Treasurers should provide transaction documentation according to BEPS
Corporate treasury departments will have to start complying with International tax rules and provide documentation for transactions according to recent reports.
G20 leaders attempted to reform the international tax system in July 2012 by setting up the Base Erosion and Profit Shifting (BEPS) project. This task was given to the Committee on Fiscal Affairs part of the Organisation for Economic Cooperation and Development (OECD) who produced a 15 step action plan for this cause.
The OECD changed the system so that international tax rules could address the gaps between different countries’ tax systems, while still respecting the legal system of each country. Alongside this, the existing international tax rules are examined under the BEPS regulation to ensure that profits are taxed where economic activities occur.
Treasurers will be expected to provide a more transparent outlook on what the company’s profits are by providing effective documentation.
François Masquelier, head of corporate finance and treasury, RTL Group and Honorary Chairman of the European Association of Corporate Treasurers wrote a report called “Treasurers, Do You Have Any BEPS?” which explores how treasurers should also be a corporation’s official documentation professional.
Masquelier explains that the “central idea of BEPS is to tax a group in the place in which the economic substance and its operational activity are located.”
He also states that “one of the measures recommended by the OECD is to document all intragroup transactions” which is already a concern for many multinational corporations (MNCs) because at the moment there is no written documentation. Although having evidence of financial data is beneficial for a company, if the law states that this must be done, it could prove to be a considerable amount of work for treasurers.
“Transposition into international law will happen, and countries not adopting BEPS will be accused of being soft on tax avoidance. Be sure that if the USA adopts BEPS, the whole world will have to fall into line,” Masquelier says.
Transfer pricing, when two companies that are part of the same multinational group trade with each other, is done when these intercompany transactions are poorly documented. However, even when there is documentation, there is no substantial proof that the prices used are consistent because businesses are not equipped with a proper model containing comparative data to set margins that are specific to each transaction.
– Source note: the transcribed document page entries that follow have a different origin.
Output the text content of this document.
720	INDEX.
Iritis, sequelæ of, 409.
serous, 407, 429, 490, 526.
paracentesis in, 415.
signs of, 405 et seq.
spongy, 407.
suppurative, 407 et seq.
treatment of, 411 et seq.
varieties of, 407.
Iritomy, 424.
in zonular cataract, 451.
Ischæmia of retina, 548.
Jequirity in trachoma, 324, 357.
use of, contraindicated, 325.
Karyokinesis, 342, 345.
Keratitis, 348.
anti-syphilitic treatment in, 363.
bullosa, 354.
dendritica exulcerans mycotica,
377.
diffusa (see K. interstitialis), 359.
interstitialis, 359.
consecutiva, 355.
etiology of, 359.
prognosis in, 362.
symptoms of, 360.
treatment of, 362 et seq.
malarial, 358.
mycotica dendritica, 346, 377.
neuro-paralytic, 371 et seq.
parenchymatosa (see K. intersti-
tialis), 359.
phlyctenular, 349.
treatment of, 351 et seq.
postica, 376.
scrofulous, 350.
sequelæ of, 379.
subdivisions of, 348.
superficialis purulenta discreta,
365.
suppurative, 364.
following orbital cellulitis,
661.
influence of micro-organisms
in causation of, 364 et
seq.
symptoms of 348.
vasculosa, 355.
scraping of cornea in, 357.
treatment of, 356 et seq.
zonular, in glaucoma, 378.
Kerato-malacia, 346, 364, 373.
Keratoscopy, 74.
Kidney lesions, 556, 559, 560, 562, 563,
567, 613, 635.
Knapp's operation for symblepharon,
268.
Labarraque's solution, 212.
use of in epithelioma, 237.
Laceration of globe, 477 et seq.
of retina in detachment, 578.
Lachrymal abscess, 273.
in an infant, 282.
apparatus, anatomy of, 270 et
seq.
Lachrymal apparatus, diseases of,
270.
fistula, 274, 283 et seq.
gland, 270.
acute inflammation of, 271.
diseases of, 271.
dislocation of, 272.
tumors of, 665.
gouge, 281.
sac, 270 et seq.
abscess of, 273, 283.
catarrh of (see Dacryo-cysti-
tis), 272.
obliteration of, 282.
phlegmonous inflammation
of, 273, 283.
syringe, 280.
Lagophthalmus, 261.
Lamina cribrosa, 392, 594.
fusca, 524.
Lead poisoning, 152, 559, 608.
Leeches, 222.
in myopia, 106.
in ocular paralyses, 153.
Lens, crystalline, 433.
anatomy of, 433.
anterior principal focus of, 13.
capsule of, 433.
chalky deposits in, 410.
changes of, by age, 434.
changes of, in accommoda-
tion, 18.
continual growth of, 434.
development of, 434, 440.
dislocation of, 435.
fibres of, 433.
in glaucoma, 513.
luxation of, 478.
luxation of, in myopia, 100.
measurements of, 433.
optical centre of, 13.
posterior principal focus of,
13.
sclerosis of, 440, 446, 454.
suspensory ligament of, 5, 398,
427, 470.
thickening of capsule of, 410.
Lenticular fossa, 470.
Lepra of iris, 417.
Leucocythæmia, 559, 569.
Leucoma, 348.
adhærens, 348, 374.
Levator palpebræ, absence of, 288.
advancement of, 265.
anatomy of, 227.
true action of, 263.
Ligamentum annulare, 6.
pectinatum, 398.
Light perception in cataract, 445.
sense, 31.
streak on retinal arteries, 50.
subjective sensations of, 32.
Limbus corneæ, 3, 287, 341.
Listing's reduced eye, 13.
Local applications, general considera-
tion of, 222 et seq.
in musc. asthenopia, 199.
Masquelier summarises that a treasurer, as a true documentation professional, must provide evidence of services rendered, fees, royalties and other margin calculations, alongside providing the methods for evaluating and setting margins and following the rules recommended and worked out by the OECD.
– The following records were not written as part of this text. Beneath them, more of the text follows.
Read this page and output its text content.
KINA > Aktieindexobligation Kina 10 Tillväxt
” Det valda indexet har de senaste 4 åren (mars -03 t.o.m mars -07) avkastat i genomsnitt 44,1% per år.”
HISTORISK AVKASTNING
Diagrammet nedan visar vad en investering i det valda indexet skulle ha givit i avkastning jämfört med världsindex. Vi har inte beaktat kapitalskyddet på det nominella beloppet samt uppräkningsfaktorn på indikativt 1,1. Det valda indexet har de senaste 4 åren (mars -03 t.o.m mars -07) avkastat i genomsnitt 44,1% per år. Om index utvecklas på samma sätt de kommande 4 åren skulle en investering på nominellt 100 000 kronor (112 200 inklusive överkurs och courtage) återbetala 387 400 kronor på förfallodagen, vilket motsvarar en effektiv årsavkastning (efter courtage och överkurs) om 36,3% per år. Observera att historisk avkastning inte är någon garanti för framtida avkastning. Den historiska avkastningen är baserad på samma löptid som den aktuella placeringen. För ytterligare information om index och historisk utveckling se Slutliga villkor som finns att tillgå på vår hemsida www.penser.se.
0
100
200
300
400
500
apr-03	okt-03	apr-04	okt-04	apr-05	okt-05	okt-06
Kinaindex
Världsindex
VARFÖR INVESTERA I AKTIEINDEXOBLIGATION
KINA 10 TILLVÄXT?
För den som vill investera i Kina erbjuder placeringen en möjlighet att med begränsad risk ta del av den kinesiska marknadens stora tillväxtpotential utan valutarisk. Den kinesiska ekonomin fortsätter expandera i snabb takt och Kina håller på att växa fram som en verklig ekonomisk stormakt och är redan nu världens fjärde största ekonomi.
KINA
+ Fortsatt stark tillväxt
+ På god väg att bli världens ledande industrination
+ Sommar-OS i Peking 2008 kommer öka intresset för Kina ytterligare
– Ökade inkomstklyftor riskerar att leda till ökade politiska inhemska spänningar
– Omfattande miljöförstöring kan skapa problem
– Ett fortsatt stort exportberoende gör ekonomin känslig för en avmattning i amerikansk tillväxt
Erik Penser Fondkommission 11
The location of the lender could also become problematic because when dealing with different countries, a corporation would have to hope that the country operates under BEPS. According to Pamela F. Olson, former Treasury assistant secretary for tax policy at the Finance Committee hearing, countries such as Germany, Russia, Japan and India have already started working towards the adoption of BEPS.
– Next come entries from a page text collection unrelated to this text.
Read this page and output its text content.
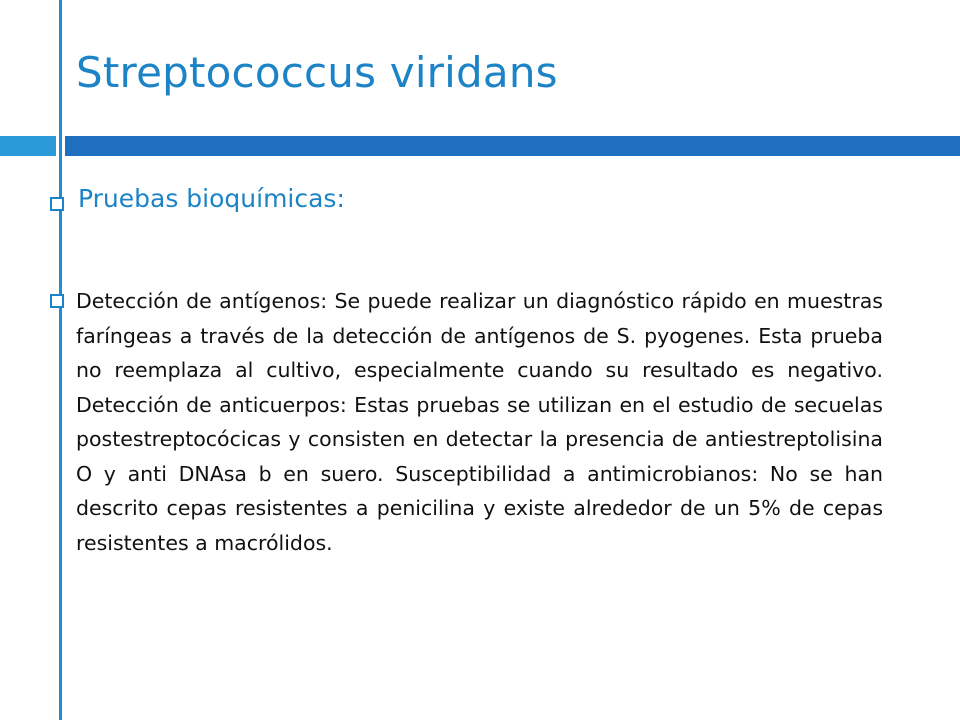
Streptococcus viridans
Pruebas bioquímicas:

Detección de antígenos: Se puede realizar un diagnóstico rápido en muestras faríngeas a través de la detección de antígenos de S. pyogenes. Esta prueba no reemplaza al cultivo, especialmente cuando su resultado es negativo. Detección de anticuerpos: Estas pruebas se utilizan en el estudio de secuelas postestreptocócicas y consisten en detectar la presencia de antiestreptolisina O y anti DNAsa b en suero. Susceptibilidad a antimicrobianos: No se han descrito cepas resistentes a penicilina y existe alrededor de un 5% de cepas resistentes a macrólidos.
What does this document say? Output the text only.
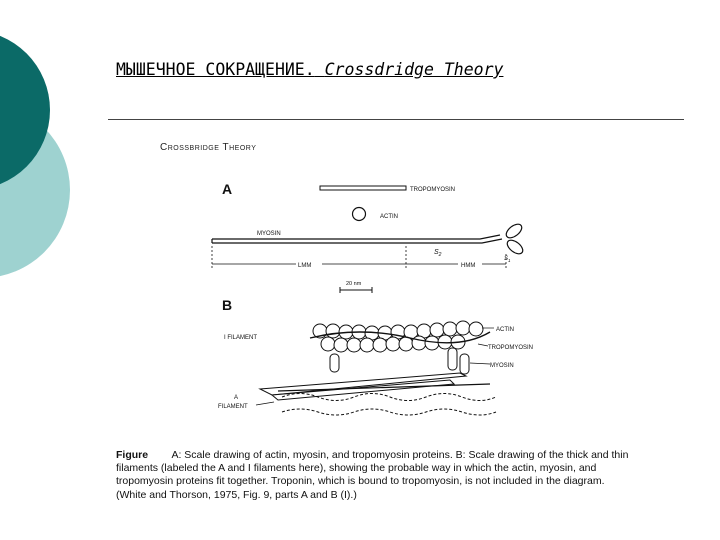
МЫШЕЧНОЕ СОКРАЩЕНИЕ. Crossdridge Theory
Crossbridge Theory
A	TROPOMYOSIN
ACTIN
MYOSIN
$S_2$
$S_1$
LMM	HMM
20 nm
B
I FILAMENT
ACTIN
TROPOMYOSIN
MYOSIN
A
FILAMENT
Figure A: Scale drawing of actin, myosin, and tropomyosin proteins. B: Scale drawing of the thick and thin filaments (labeled the A and I filaments here), showing the probable way in which the actin, myosin, and tropomyosin proteins fit together. Troponin, which is bound to tropomyosin, is not included in the diagram. (White and Thorson, 1975, Fig. 9, parts A and B (I).)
Masquelier states that transfer pricing will be the main challenge for treasurers in 2015, as an increase in documentation and recurring evaluation would result in additional costs and resources.
According to Eric Kroh for Law360, “the OECD said it wants multinational companies to start filing country-by-country reports of their global income and taxes starting in January 2016. Next month, the OECD plans to release discussion drafts on transfer-pricing guidelines, controlled foreign corporations and methodologies to collect and analyse BEPS data.”